The Paris prosecutor’s office explained that this decision had been taken following an “anonymous report” according to which passengers were “likely to be victims of human trafficking” in an organized gang. The plane was to go to Managua, the capital of Nicaragua, where passengers heard by the courts on Sunday said they wanted to go for a tourist stay. The courts lifted the seizure of the aircraft on Sunday and the authorities then endeavored to “obtain the necessary authorizations” for its takeoff.

“If they really are victims of trafficking, it’s not okay to just send them back.”

The classification of human trafficking by an organized gang has not been accepted for the moment because the 303 Indians, according to a source close to the case, had apparently boarded this plane voluntarily. The Paris prosecutor’s office had requested the provisional detention of the two men suspected of being smugglers. They were notified of an obligation to leave French territory (OQTF), their lawyers told AFP.

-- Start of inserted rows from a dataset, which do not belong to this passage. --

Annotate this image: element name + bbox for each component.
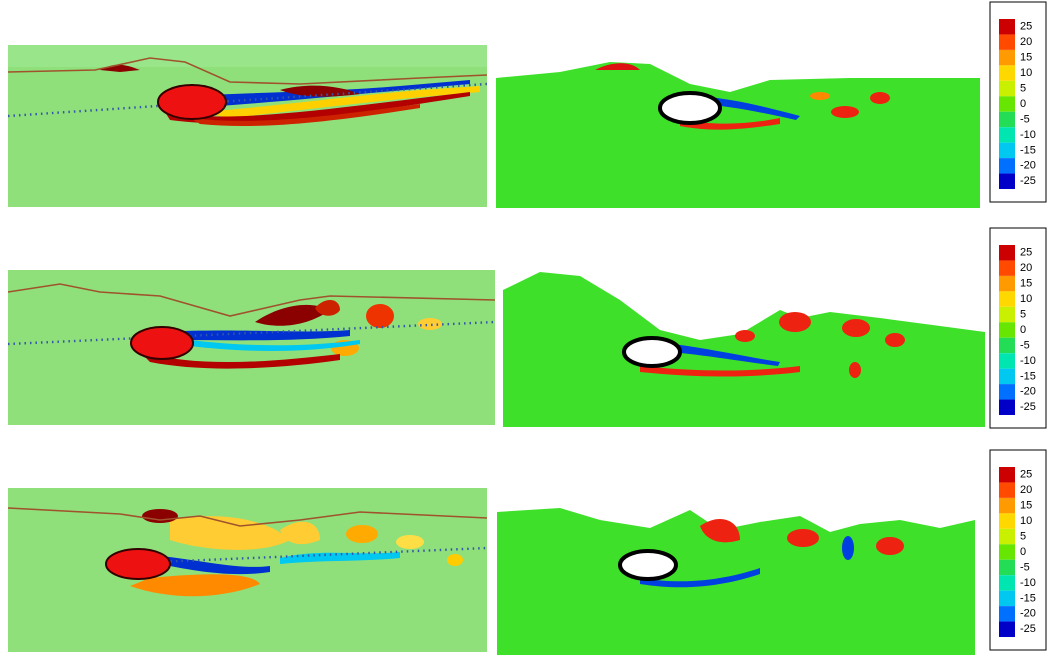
colorbar-swatch — [999, 81, 1015, 96]
colorbar-swatch — [999, 591, 1015, 606]
colorbar-frame — [990, 2, 1046, 202]
colorbar-swatch — [999, 112, 1015, 127]
colorbar-label: 0 — [1020, 324, 1026, 336]
colorbar-swatch — [999, 174, 1015, 189]
colorbar-label: 15 — [1020, 52, 1032, 64]
colorbar-swatch — [999, 19, 1015, 34]
colorbar-swatch — [999, 245, 1015, 260]
colorbar-frame — [990, 450, 1046, 650]
colorbar-swatch — [999, 467, 1015, 482]
colorbar-label: -20 — [1020, 386, 1036, 398]
simulation-panel — [8, 45, 487, 207]
piv-panel — [503, 272, 985, 427]
colorbar-swatch — [999, 560, 1015, 575]
colorbar-swatch — [999, 353, 1015, 368]
colorbar-swatch — [999, 96, 1015, 111]
colorbar-label: 0 — [1020, 546, 1026, 558]
colorbar-label: 25 — [1020, 21, 1032, 33]
colorbar-swatch — [999, 276, 1015, 291]
colorbar-label: 20 — [1020, 36, 1032, 48]
colorbar-label: -15 — [1020, 592, 1036, 604]
colorbar-label: 15 — [1020, 278, 1032, 290]
colorbar-swatch — [999, 34, 1015, 49]
colorbar-swatch — [999, 498, 1015, 513]
colorbar-swatch — [999, 158, 1015, 173]
colorbar-label: -15 — [1020, 144, 1036, 156]
colorbar-label: 5 — [1020, 530, 1026, 542]
colorbar-swatch — [999, 143, 1015, 158]
colorbar-label: -5 — [1020, 113, 1030, 125]
colorbar-swatch — [999, 338, 1015, 353]
colorbar-label: 10 — [1020, 293, 1032, 305]
colorbars: 25 20 15 10 5 0 -5 -10 -15 -20 -25 25 20 15 10 5 0 -5 -10 -… — [990, 2, 1046, 650]
colorbar-swatch — [999, 482, 1015, 497]
figure: 25 20 15 10 5 0 -5 -10 -15 -20 -25 25 20 15 10 5 0 -5 -10 -… — [0, 0, 1048, 656]
colorbar-label: -5 — [1020, 561, 1030, 573]
colorbar-label: -25 — [1020, 175, 1036, 187]
colorbar-swatch — [999, 260, 1015, 275]
piv-panel — [497, 508, 975, 655]
colorbar-swatch — [999, 622, 1015, 637]
colorbar-label: 5 — [1020, 308, 1026, 320]
colorbar-frame — [990, 228, 1046, 428]
simulation-panel — [8, 488, 487, 652]
colorbar-swatch — [999, 575, 1015, 590]
colorbar-label: -10 — [1020, 577, 1036, 589]
colorbar-swatch — [999, 384, 1015, 399]
colorbar-label: -20 — [1020, 608, 1036, 620]
colorbar-label: 25 — [1020, 247, 1032, 259]
simulation-panel — [8, 270, 495, 425]
colorbar-swatch — [999, 529, 1015, 544]
colorbar-swatch — [999, 544, 1015, 559]
colorbar-label: 25 — [1020, 469, 1032, 481]
colorbar-label: 20 — [1020, 484, 1032, 496]
colorbar-swatch — [999, 513, 1015, 528]
colorbar-label: 10 — [1020, 67, 1032, 79]
colorbar-swatch — [999, 65, 1015, 80]
colorbar-label: -20 — [1020, 160, 1036, 172]
colorbar-swatch — [999, 606, 1015, 621]
colorbar-swatch — [999, 50, 1015, 65]
colorbar-label: -10 — [1020, 355, 1036, 367]
colorbar-label: 5 — [1020, 82, 1026, 94]
colorbar-swatch — [999, 322, 1015, 337]
colorbar-label: -25 — [1020, 401, 1036, 413]
colorbar-label: -25 — [1020, 623, 1036, 635]
colorbar-swatch — [999, 127, 1015, 142]
colorbar-swatch — [999, 369, 1015, 384]
colorbar-label: 10 — [1020, 515, 1032, 527]
colorbar-label: 0 — [1020, 98, 1026, 110]
colorbar-label: 20 — [1020, 262, 1032, 274]
piv-panel — [496, 62, 980, 208]
colorbar-label: -10 — [1020, 129, 1036, 141]
colorbar-swatch — [999, 291, 1015, 306]
colorbar-swatch — [999, 400, 1015, 415]
colorbar-label: -5 — [1020, 339, 1030, 351]
colorbar-label: -15 — [1020, 370, 1036, 382]
colorbar-swatch — [999, 307, 1015, 322]
colorbar-label: 15 — [1020, 500, 1032, 512]
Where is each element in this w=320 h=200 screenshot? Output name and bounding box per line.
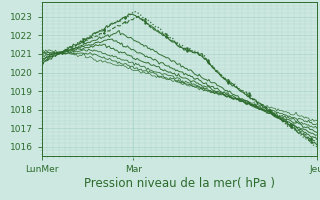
X-axis label: Pression niveau de la mer( hPa ): Pression niveau de la mer( hPa ) — [84, 177, 275, 190]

Me Salomé Cohen, lawyer for one of the two accused, praised to AFP “the extremely precise and careful reading of the investigating judge who was able to get rid of the media coverage of this case”. The judicial investigation concerns alleged acts of aiding the entry and illegal stay of foreigners in the territory in organized gangs and participation in a criminal association, said the prosecution. According to a source close to the matter, these Indians, probably workers in the United Arab Emirates, could have planned to go to Central America in order to then try to enter illegally into the United States or Canada.

“We don’t know if it’s human trafficking, migrant smuggling or neither… But we were still kept in an airport, for three nights and three days , 303 people who were on a stopover, men, women and children. It’s surprising,” Geneviève Colas, the coordinator for Catholic Relief-Caritas of the Collective against Human Trafficking, told AFP on Sunday. .

“If they are really victims of trafficking, it is not normal to simply send them back to another country,” Ms. Colas judged.

“Poor living conditions” in Vatry?

According to the Marne prefecture, individual beds, toilets and showers had been installed in the waiting area of ​​the airport, created from scratch to deal with this unprecedented situation. The president of Châlons-en-Champagne, Mr François Procureur, was concerned on Sunday about “problems of cramped conditions” and “poor living conditions”. Justice had questioned on Sunday the legality of the procedure keeping the passengers in this waiting area, deeming it illegal for the first three passengers interviewed by a judge of freedoms and detention.

After boarding which took several hours, the Airbus A340 of the small Romanian company Legend Airlines finally took off on Monday at 2:35 p.m. (1:35 p.m. GMT). “Thank you to the French government and Vatry airport for the rapid resolution of the situation,” reacted the Indian embassy in France on X.